Number 6: Overgrown nails

In sixth place comes yet another preventable feline problem, being overgrown nails. Overgrown nails accounts for 3.7% of the feline conditions seen by UK vets! Providing your cat with appropriate scratching materials can go a long way towards keeping their nails short enough to avoid problems, as can encouraging them to play and stay active; and trimming the tips of their nails occasionally if this is warranted too.

Number 7: Chronic kidney failure

Chronic kidney failure is another health condition that isn’t generally one that you can predict or prevent, although certain cat breeds like the Persian are more prone to kidney problems than others, and some have specific risk factors for kidney disease.

3.6% of conditions seen in cats in UK veterinary clinics relate to chronic kidney failure.

Number 8: Injuries due to bites from another cat (not including abscesses)

3.6% of cat appointments at UK veterinary clinics are the result of bite injuries from other cats. Cats are not social animals and battles over territories and shared spaces are reasonably common.

Multi-cat households, introducing new cats to the home, and moving to a new area – or a new cat moving into your area – can all result in cat fights and potentially, bite injuries.

Spaying and neutering can reduce your cat’s fighting tendencies somewhat if they are not already neutered.

Number 9: Abscesses (not caused by cat bites)

In at number nine is abscesses, specifically though not those caused by being bitten by another cat.
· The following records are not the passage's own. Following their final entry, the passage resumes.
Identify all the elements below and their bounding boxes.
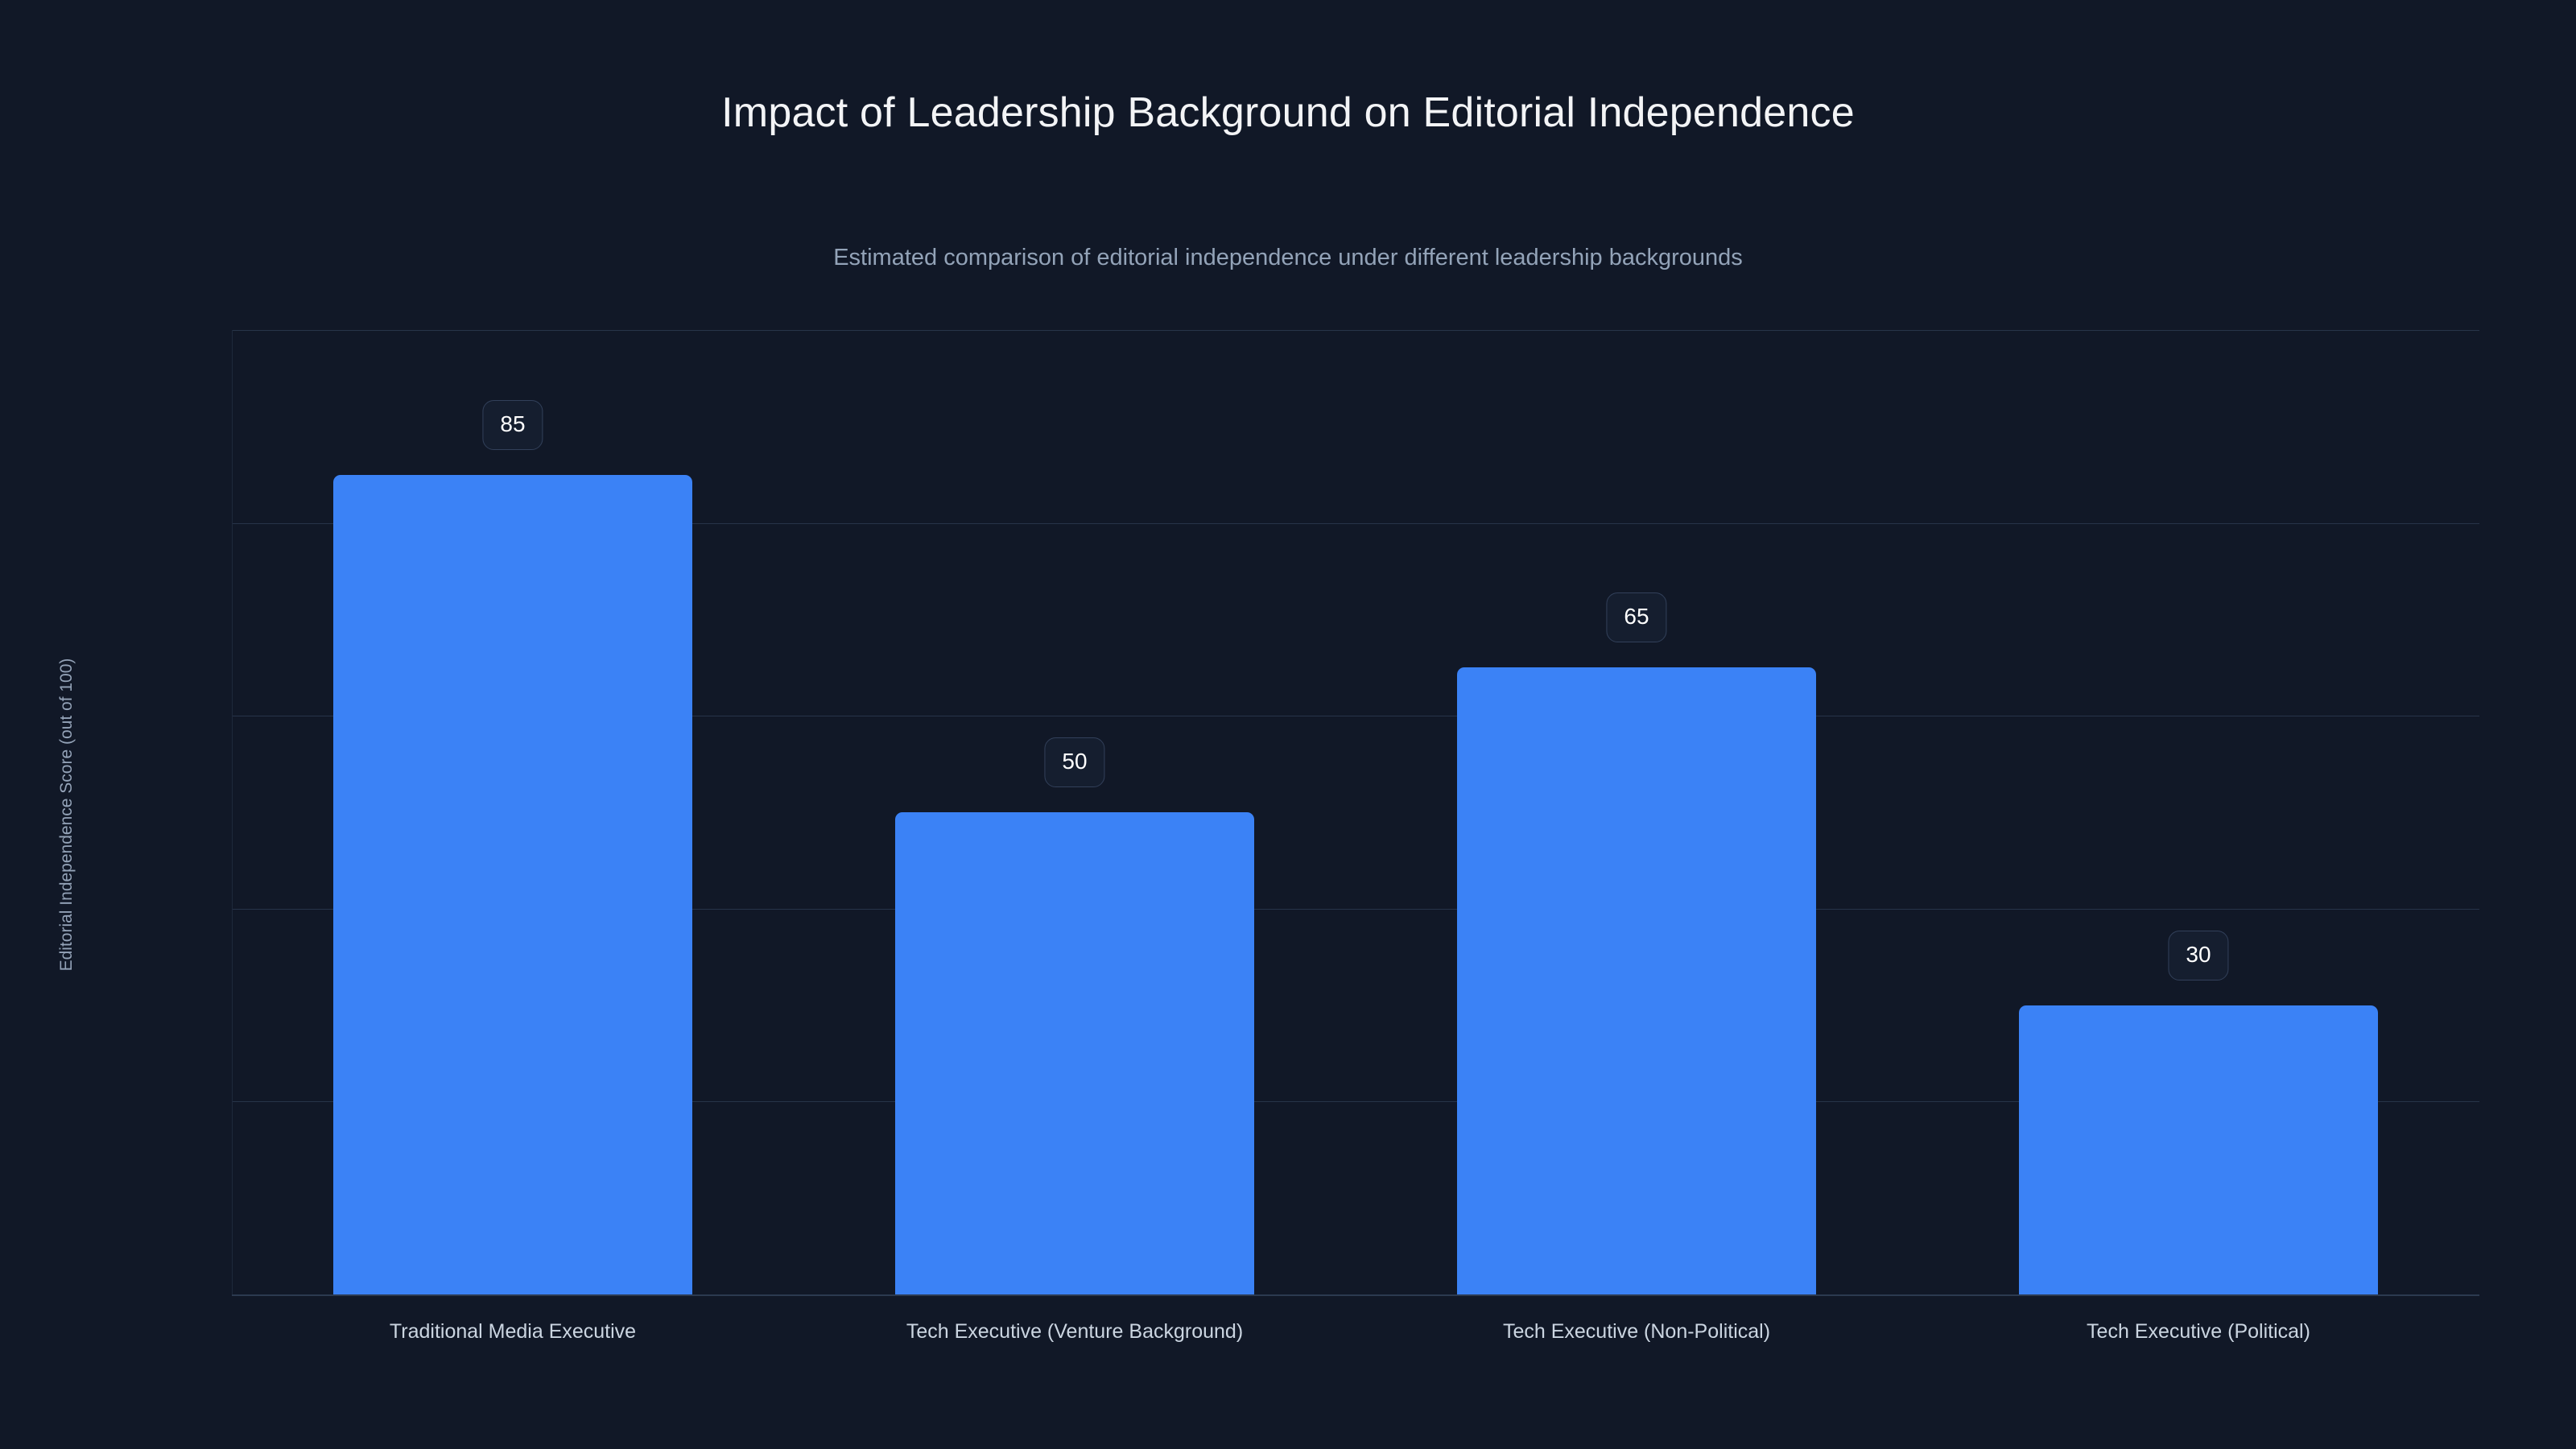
bar-value-label: 50 bbox=[1044, 737, 1105, 787]
x-axis-tick-label: Traditional Media Executive bbox=[389, 1320, 637, 1343]
x-axis-tick-label: Tech Executive (Political) bbox=[2087, 1320, 2310, 1343]
y-axis-line bbox=[232, 330, 233, 1294]
gridline bbox=[232, 330, 2479, 331]
y-axis-title: Editorial Independence Score (out of 100… bbox=[57, 658, 76, 972]
bar[interactable] bbox=[894, 812, 1255, 1294]
gridline bbox=[232, 522, 2479, 524]
chart-title: Impact of Leadership Background on Edito… bbox=[721, 89, 1855, 136]
bar-value-label: 65 bbox=[1606, 592, 1667, 643]
bar-value-label: 85 bbox=[482, 399, 543, 450]
chart-subtitle: Estimated comparison of editorial indepe… bbox=[833, 245, 1743, 270]
x-axis-tick-label: Tech Executive (Non-Political) bbox=[1502, 1320, 1771, 1343]
x-axis-line bbox=[232, 1294, 2479, 1296]
bar[interactable] bbox=[2018, 1005, 2379, 1294]
bar-value-label: 30 bbox=[2168, 930, 2229, 980]
gridline bbox=[232, 908, 2479, 910]
bar[interactable] bbox=[1456, 667, 1817, 1294]
gridline bbox=[232, 1101, 2479, 1103]
bar[interactable] bbox=[332, 474, 693, 1294]
x-axis-tick-label: Tech Executive (Venture Background) bbox=[906, 1320, 1244, 1343]
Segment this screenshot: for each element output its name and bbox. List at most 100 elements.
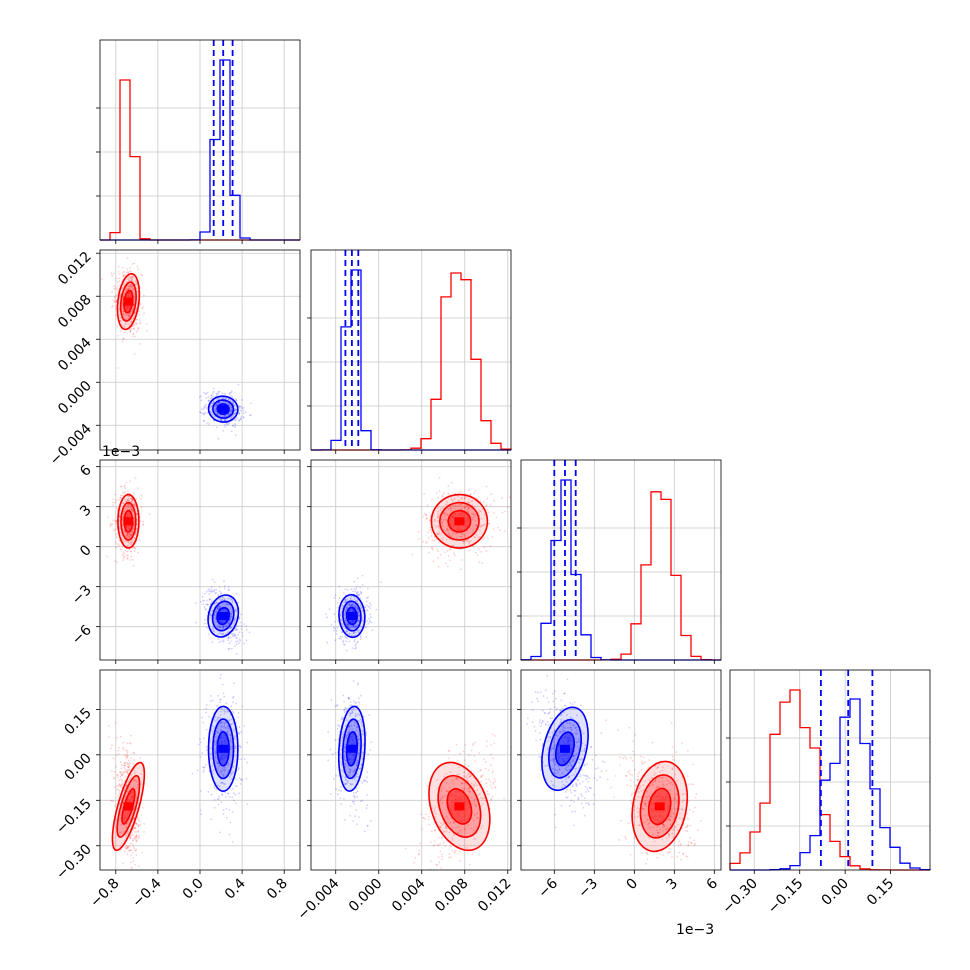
scatter-point <box>626 784 628 787</box>
scatter-point <box>346 606 349 609</box>
scatter-point <box>209 598 212 600</box>
scatter-point <box>329 793 332 795</box>
scatter-point <box>129 267 131 269</box>
scatter-point <box>235 408 238 411</box>
scatter-point <box>126 532 129 535</box>
scatter-point <box>448 852 451 855</box>
scatter-point <box>646 858 649 860</box>
scatter-point <box>327 759 329 762</box>
scatter-point <box>221 603 224 606</box>
scatter-point <box>229 405 231 407</box>
gridlines <box>100 40 930 870</box>
scatter-point <box>235 625 238 627</box>
scatter-point <box>235 629 237 631</box>
scatter-point <box>228 809 231 811</box>
scatter-point <box>233 412 236 415</box>
scatter-point <box>118 308 120 311</box>
scatter-point <box>126 742 129 745</box>
scatter-point <box>235 409 238 411</box>
scatter-point <box>217 392 220 395</box>
scatter-point <box>471 853 474 855</box>
scatter-point <box>222 625 225 628</box>
scatter-point <box>474 524 477 527</box>
scatter-point <box>127 271 130 274</box>
scatter-point <box>434 524 437 527</box>
scatter-point <box>238 405 241 408</box>
scatter-point <box>480 550 483 553</box>
scatter-point <box>213 785 216 788</box>
scatter-point <box>124 318 127 321</box>
scatter-point <box>116 536 118 539</box>
scatter-point <box>478 536 481 538</box>
scatter-point <box>217 605 220 608</box>
scatter-point <box>115 277 118 280</box>
scatter-point <box>380 581 382 584</box>
scatter-point <box>130 734 132 737</box>
scatter-point <box>671 755 674 758</box>
scatter-point <box>227 398 230 400</box>
scatter-point <box>217 803 220 806</box>
scatter-point <box>136 513 138 516</box>
scatter-point <box>122 551 124 553</box>
scatter-point <box>124 321 127 324</box>
scatter-point <box>425 517 428 520</box>
scatter-point <box>481 562 483 564</box>
scatter-point <box>441 538 444 541</box>
scatter-point <box>366 776 368 778</box>
scatter-point <box>127 541 129 543</box>
scatter-point <box>450 535 453 537</box>
scatter-point <box>130 742 132 745</box>
scatter-point <box>129 329 132 332</box>
scatter-point <box>357 640 359 643</box>
scatter-point <box>214 592 217 595</box>
scatter-point <box>126 268 128 271</box>
scatter-point <box>211 699 214 702</box>
scatter-point <box>231 811 234 813</box>
scatter-point <box>122 502 125 505</box>
scatter-point <box>475 551 477 554</box>
scatter-point <box>361 609 364 612</box>
scatter-point <box>116 325 119 328</box>
scatter-point <box>421 828 424 830</box>
scatter-point <box>124 768 127 771</box>
scatter-point <box>113 301 116 304</box>
scatter-point <box>209 397 212 400</box>
scatter-point <box>338 597 341 599</box>
scatter-point <box>456 504 459 507</box>
scatter-point <box>113 777 115 780</box>
scatter-point <box>219 606 222 609</box>
scatter-point <box>627 822 630 825</box>
scatter-point <box>238 767 240 770</box>
scatter-point <box>127 323 129 325</box>
scatter-point <box>467 507 470 510</box>
scatter-point <box>133 752 136 754</box>
scatter-point <box>112 299 115 302</box>
scatter-point <box>127 498 129 501</box>
scatter-point <box>438 490 441 492</box>
scatter-point <box>453 554 456 556</box>
scatter-point <box>459 859 461 862</box>
scatter-point <box>494 780 497 783</box>
scatter-point <box>437 836 440 839</box>
scatter-point <box>228 642 231 645</box>
scatter-point <box>458 548 461 551</box>
scatter-point <box>114 520 117 523</box>
scatter-point <box>345 649 348 652</box>
scatter-point <box>441 853 443 856</box>
scatter-point <box>473 515 476 518</box>
scatter-point <box>235 408 237 411</box>
scatter-point <box>115 301 118 304</box>
scatter-point <box>460 503 462 506</box>
scatter-point <box>483 536 486 539</box>
scatter-point <box>205 763 207 766</box>
scatter-point <box>479 525 481 528</box>
scatter-point <box>124 531 126 534</box>
scatter-point <box>135 823 138 826</box>
scatter-point <box>128 532 131 535</box>
scatter-point <box>499 529 501 531</box>
scatter-point <box>137 551 139 554</box>
scatter-point <box>243 725 246 727</box>
scatter-point <box>131 832 134 834</box>
scatter-point <box>227 403 230 406</box>
scatter-point <box>130 508 133 510</box>
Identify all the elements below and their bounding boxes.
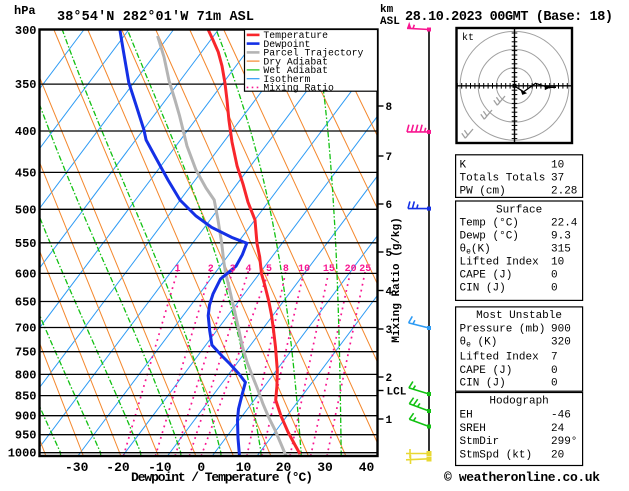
svg-text:EH: EH xyxy=(460,409,473,421)
svg-text:3: 3 xyxy=(230,264,236,275)
svg-text:1000: 1000 xyxy=(8,447,37,461)
svg-text:950: 950 xyxy=(15,429,37,443)
svg-text:2: 2 xyxy=(386,373,393,385)
svg-text:LCL: LCL xyxy=(387,387,407,399)
svg-text:Parcel Trajectory: Parcel Trajectory xyxy=(263,48,363,59)
svg-text:SREH: SREH xyxy=(460,423,486,435)
svg-text:hPa: hPa xyxy=(14,4,36,18)
svg-text:40: 40 xyxy=(359,460,375,475)
svg-text:10: 10 xyxy=(298,264,310,275)
svg-text:7: 7 xyxy=(386,152,393,164)
svg-text:900: 900 xyxy=(551,324,571,336)
svg-text:37: 37 xyxy=(551,172,564,184)
svg-text:Temperature: Temperature xyxy=(263,30,328,41)
svg-text:Mixing Ratio: Mixing Ratio xyxy=(263,83,334,94)
svg-text:kt: kt xyxy=(462,32,474,44)
svg-text:Most Unstable: Most Unstable xyxy=(476,310,562,322)
svg-text:Pressure (mb): Pressure (mb) xyxy=(460,324,546,336)
svg-text:Wet Adiabat: Wet Adiabat xyxy=(263,65,328,76)
svg-text:CAPE (J): CAPE (J) xyxy=(460,269,513,281)
svg-text:700: 700 xyxy=(15,322,37,336)
svg-text:3: 3 xyxy=(386,325,393,337)
svg-text:5: 5 xyxy=(266,264,272,275)
svg-text:850: 850 xyxy=(15,390,37,404)
svg-text:Totals Totals: Totals Totals xyxy=(460,172,546,184)
svg-text:Lifted Index: Lifted Index xyxy=(460,352,540,364)
svg-text:Temp (°C): Temp (°C) xyxy=(460,218,519,230)
svg-text:0: 0 xyxy=(551,269,558,281)
svg-text:650: 650 xyxy=(15,296,37,310)
svg-text:7: 7 xyxy=(551,352,558,364)
svg-text:25: 25 xyxy=(359,264,371,275)
svg-text:Dewpoint / Temperature (°C): Dewpoint / Temperature (°C) xyxy=(131,470,313,485)
svg-text:300: 300 xyxy=(15,24,37,38)
svg-text:CIN (J): CIN (J) xyxy=(460,378,506,390)
svg-text:20: 20 xyxy=(551,449,564,461)
svg-text:0: 0 xyxy=(551,378,558,390)
svg-text:θe (K): θe (K) xyxy=(460,337,498,350)
svg-text:PW (cm): PW (cm) xyxy=(460,185,506,197)
svg-text:9.3: 9.3 xyxy=(551,230,571,242)
svg-text:299°: 299° xyxy=(551,436,577,448)
svg-text:Dewp (°C): Dewp (°C) xyxy=(460,230,519,242)
svg-text:1: 1 xyxy=(174,264,180,275)
svg-text:-20: -20 xyxy=(106,460,130,475)
svg-text:600: 600 xyxy=(15,267,37,281)
svg-text:350: 350 xyxy=(15,78,37,92)
svg-text:Dewpoint: Dewpoint xyxy=(263,39,310,50)
svg-text:22.4: 22.4 xyxy=(551,218,578,230)
svg-text:38°54'N 282°01'W 71m ASL: 38°54'N 282°01'W 71m ASL xyxy=(57,10,254,25)
svg-text:315: 315 xyxy=(551,243,571,255)
svg-text:0: 0 xyxy=(197,460,205,475)
svg-text:0: 0 xyxy=(551,282,558,294)
svg-text:28.10.2023 00GMT (Base: 18): 28.10.2023 00GMT (Base: 18) xyxy=(405,10,613,25)
svg-text:ASL: ASL xyxy=(380,16,400,28)
svg-text:10: 10 xyxy=(551,256,564,268)
svg-text:Lifted Index: Lifted Index xyxy=(460,256,540,268)
svg-text:800: 800 xyxy=(15,368,37,382)
svg-text:900: 900 xyxy=(15,410,37,424)
svg-text:450: 450 xyxy=(15,166,37,180)
svg-text:© weatheronline.co.uk: © weatheronline.co.uk xyxy=(444,470,600,485)
svg-text:-46: -46 xyxy=(551,409,571,421)
svg-text:4: 4 xyxy=(386,287,393,299)
svg-text:CAPE (J): CAPE (J) xyxy=(460,365,513,377)
svg-text:CIN (J): CIN (J) xyxy=(460,282,506,294)
svg-text:10: 10 xyxy=(551,159,564,171)
svg-text:10: 10 xyxy=(236,460,252,475)
svg-text:20: 20 xyxy=(345,264,357,275)
svg-text:StmSpd (kt): StmSpd (kt) xyxy=(460,449,533,461)
svg-text:320: 320 xyxy=(551,337,571,349)
svg-text:8: 8 xyxy=(386,102,393,114)
svg-text:-10: -10 xyxy=(148,460,172,475)
svg-text:θe(K): θe(K) xyxy=(460,243,491,256)
svg-text:4: 4 xyxy=(245,264,251,275)
svg-text:km: km xyxy=(380,4,394,16)
svg-text:StmDir: StmDir xyxy=(460,436,500,448)
svg-text:0: 0 xyxy=(551,365,558,377)
svg-text:500: 500 xyxy=(15,203,37,217)
svg-text:Isotherm: Isotherm xyxy=(263,74,310,85)
svg-text:1: 1 xyxy=(386,415,393,427)
svg-text:Hodograph: Hodograph xyxy=(489,396,548,408)
svg-text:8: 8 xyxy=(283,264,289,275)
svg-text:2: 2 xyxy=(208,264,214,275)
svg-text:30: 30 xyxy=(317,460,333,475)
svg-text:-30: -30 xyxy=(65,460,89,475)
svg-text:Mixing Ratio (g/kg): Mixing Ratio (g/kg) xyxy=(391,217,403,342)
svg-text:Dry Adiabat: Dry Adiabat xyxy=(263,56,328,67)
svg-text:K: K xyxy=(460,159,467,171)
svg-text:15: 15 xyxy=(323,264,335,275)
svg-text:Surface: Surface xyxy=(496,205,542,217)
svg-text:550: 550 xyxy=(15,237,37,251)
svg-text:2.28: 2.28 xyxy=(551,185,577,197)
svg-text:6: 6 xyxy=(386,200,393,212)
svg-text:20: 20 xyxy=(276,460,292,475)
svg-text:5: 5 xyxy=(386,248,393,260)
svg-text:400: 400 xyxy=(15,125,37,139)
svg-text:24: 24 xyxy=(551,423,565,435)
svg-text:750: 750 xyxy=(15,346,37,360)
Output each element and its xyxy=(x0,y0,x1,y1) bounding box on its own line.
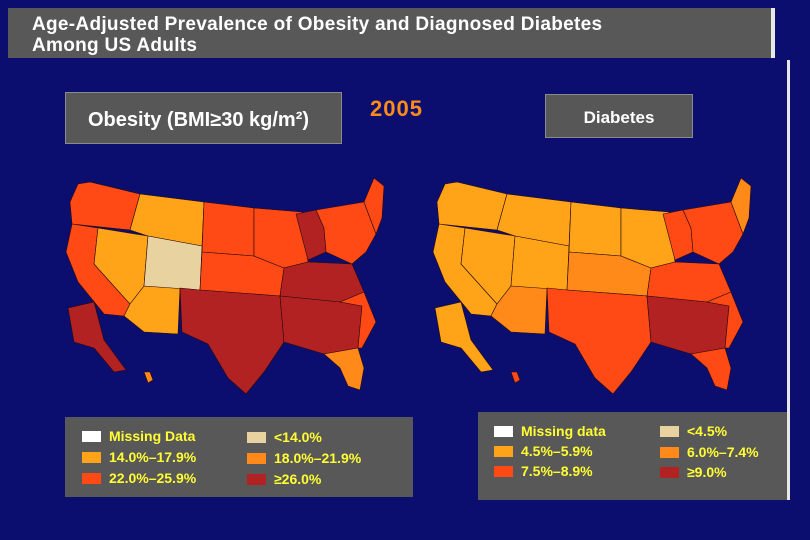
legend-label: ≥26.0% xyxy=(274,471,322,487)
region-pacific-nw xyxy=(69,181,141,231)
legend-label: 7.5%–8.9% xyxy=(521,463,593,479)
legend-item: 14.0%–17.9% xyxy=(82,449,196,465)
diabetes-legend: Missing data <4.5% 4.5%–5.9% 6.0%–7.4% 7… xyxy=(478,412,788,500)
legend-item: 7.5%–8.9% xyxy=(494,463,593,479)
legend-item: <4.5% xyxy=(660,423,727,439)
legend-item: ≥9.0% xyxy=(660,464,727,480)
legend-label: <4.5% xyxy=(687,423,728,439)
region-pacific-nw xyxy=(436,181,508,231)
region-dakotas xyxy=(568,201,622,257)
diabetes-map xyxy=(432,177,752,395)
legend-label: Missing Data xyxy=(109,428,196,444)
legend-label: 22.0%–25.9% xyxy=(109,470,197,486)
obesity-label-box: Obesity (BMI≥30 kg/m²) xyxy=(65,92,342,144)
region-colorado xyxy=(143,235,203,291)
legend-swatch xyxy=(494,465,513,477)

Abscesses due to issues other than cat bites make up 3.2% of UK veterinary appointments for cats.

Abscesses form where the skin has been broken and healed over bacteria that goes on to cause an infection, and cats heal very quickly, which is why abscess formation is fairly common.

Number 10: Abscesses (caused by cat bites)

And finally in 10th place, abscesses that are directly caused by a bite from another cat also accounts for 3.2% of all cat conditions seen by vets in the UK. Cat mouths are full of bacteria and so combined with the cat’s fast healing, abscesses are a common complication of cat bites in the UK.

Cat bite abscesses can crop up anywhere on the body, but are particularly common around the head and neck, and tail and rump as the latter tends to be where a bite lands when the cat in question flees from their opponent.